We are discussing the lipids and proteins which make up the membranes in cells in lecture.  One of the most bizarre membrane proteins is called the mitochondrial permeability transition pore (mPTP).  This is a cluster of proteins which connect the inner mitochondrial membrane with the outer mitochondrial membrane and forms a pore.  The pore only  forms briefly under extreme cell stress conditions and essentially really messes up the mitochondria so that it reverses its function, and begins consuming ATP which  usually kills the cell.   In many cases this activity leads to apoptosis also called programmed cell death. This drastic measure often occurs after local cellular stress or stress of internal organs like during a heart attack.    Just like Jason Bourne in the Bourne Identity, the identity of the mitochondria is difficult to determine, it is a unique mystery organelle in many ways, and like Bourne, it  commits violence when stressed out....or is it that it commits violence to protect itself? Just what could the mitochondria be protecting? 

Questions:

1 What are the different ways that a cell can die?

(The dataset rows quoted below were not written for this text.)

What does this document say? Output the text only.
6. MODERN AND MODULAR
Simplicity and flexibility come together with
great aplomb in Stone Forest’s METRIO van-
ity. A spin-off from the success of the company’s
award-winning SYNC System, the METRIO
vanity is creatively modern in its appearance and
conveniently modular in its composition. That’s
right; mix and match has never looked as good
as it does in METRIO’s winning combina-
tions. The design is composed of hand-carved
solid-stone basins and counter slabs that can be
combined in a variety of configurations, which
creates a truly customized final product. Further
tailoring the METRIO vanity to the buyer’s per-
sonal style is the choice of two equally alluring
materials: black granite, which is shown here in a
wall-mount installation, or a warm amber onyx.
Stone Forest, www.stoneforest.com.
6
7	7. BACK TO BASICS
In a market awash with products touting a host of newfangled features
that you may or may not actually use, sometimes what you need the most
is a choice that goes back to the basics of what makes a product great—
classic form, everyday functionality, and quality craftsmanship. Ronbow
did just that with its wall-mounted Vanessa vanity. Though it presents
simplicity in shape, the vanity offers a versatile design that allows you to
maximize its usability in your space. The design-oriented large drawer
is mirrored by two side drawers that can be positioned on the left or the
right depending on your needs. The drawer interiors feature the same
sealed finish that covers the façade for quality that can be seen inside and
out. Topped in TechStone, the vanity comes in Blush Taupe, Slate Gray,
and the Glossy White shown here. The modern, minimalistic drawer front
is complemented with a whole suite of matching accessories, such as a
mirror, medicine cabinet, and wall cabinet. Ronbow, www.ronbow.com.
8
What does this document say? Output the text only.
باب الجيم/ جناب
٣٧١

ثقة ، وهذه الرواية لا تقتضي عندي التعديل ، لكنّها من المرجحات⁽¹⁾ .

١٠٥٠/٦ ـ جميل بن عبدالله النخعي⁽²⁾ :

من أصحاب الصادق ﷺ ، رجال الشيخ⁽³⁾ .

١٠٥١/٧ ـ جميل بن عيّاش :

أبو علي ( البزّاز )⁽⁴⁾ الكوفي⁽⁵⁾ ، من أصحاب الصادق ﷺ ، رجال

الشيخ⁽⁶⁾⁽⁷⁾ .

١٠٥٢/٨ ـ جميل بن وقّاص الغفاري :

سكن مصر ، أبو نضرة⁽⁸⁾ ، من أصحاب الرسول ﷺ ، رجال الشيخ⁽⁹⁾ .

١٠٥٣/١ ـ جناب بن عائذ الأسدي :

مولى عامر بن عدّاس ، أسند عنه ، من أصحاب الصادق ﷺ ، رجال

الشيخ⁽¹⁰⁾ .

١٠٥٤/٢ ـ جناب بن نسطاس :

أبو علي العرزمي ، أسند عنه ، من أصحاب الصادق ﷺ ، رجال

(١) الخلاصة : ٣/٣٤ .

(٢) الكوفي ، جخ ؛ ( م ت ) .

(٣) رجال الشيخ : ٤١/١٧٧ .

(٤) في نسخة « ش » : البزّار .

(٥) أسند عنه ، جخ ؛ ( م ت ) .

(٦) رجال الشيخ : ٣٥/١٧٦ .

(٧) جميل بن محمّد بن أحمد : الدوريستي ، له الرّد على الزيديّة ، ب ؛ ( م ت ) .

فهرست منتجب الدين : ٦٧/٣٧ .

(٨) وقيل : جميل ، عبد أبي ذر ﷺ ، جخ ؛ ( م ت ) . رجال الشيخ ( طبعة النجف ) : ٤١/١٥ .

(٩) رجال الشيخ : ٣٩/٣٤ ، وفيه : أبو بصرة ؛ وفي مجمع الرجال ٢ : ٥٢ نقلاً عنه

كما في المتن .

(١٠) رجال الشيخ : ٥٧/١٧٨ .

2 What is apoptosis?  What are its benefits?

3 What would be the advantage to having the vital energy producing organelle also double as a death organelle?

4 Considering the idea that the mitochondria is a specialized internal bacterium, are there parallels in function between  mitochondria and extracellular free living bacteria with respect to energy production and promotion of cell death?

membranes of the microbial cockatrice

A cockatrice was a  wild dish served  at medieval  banquets.  It was a cooked dish of a rooster fused to a suckling pig.   Archaebacteria, as suggested by some microbiologists, are a microbial version of the cockatrice, since they appear to have genomes composed of both prokaryotes and eukaryotes.  

However, what is even more interesting is the different kinds of lipids and structures which make up the outer membrane and walls of the archaebacteria.  Some archaebacteria have monolayers rather than bilayers in their membranes.  They also have different lipids suggesting that the biochemistry involved in making archaebacteria lipids is very different from both eukaryotes and prokaryotes.  Their cell wall also contains something called an S-layer which is an intriguing structure.  Even more fascinating the flagellum they display is constructed differently from the flagellum of eubacteria.

1 Explore the structure of the archaebacterial monolayers.  How does this contribute to life in the extreme?

2 What is an S-layer and how does it contribute to cell function?

3 We discussed the problems inherent in trying to assemble a flagellum from pieces secreted from the eubacterial cell.  How is this problem solved in the archaebacterial flagellum? Or is it solved?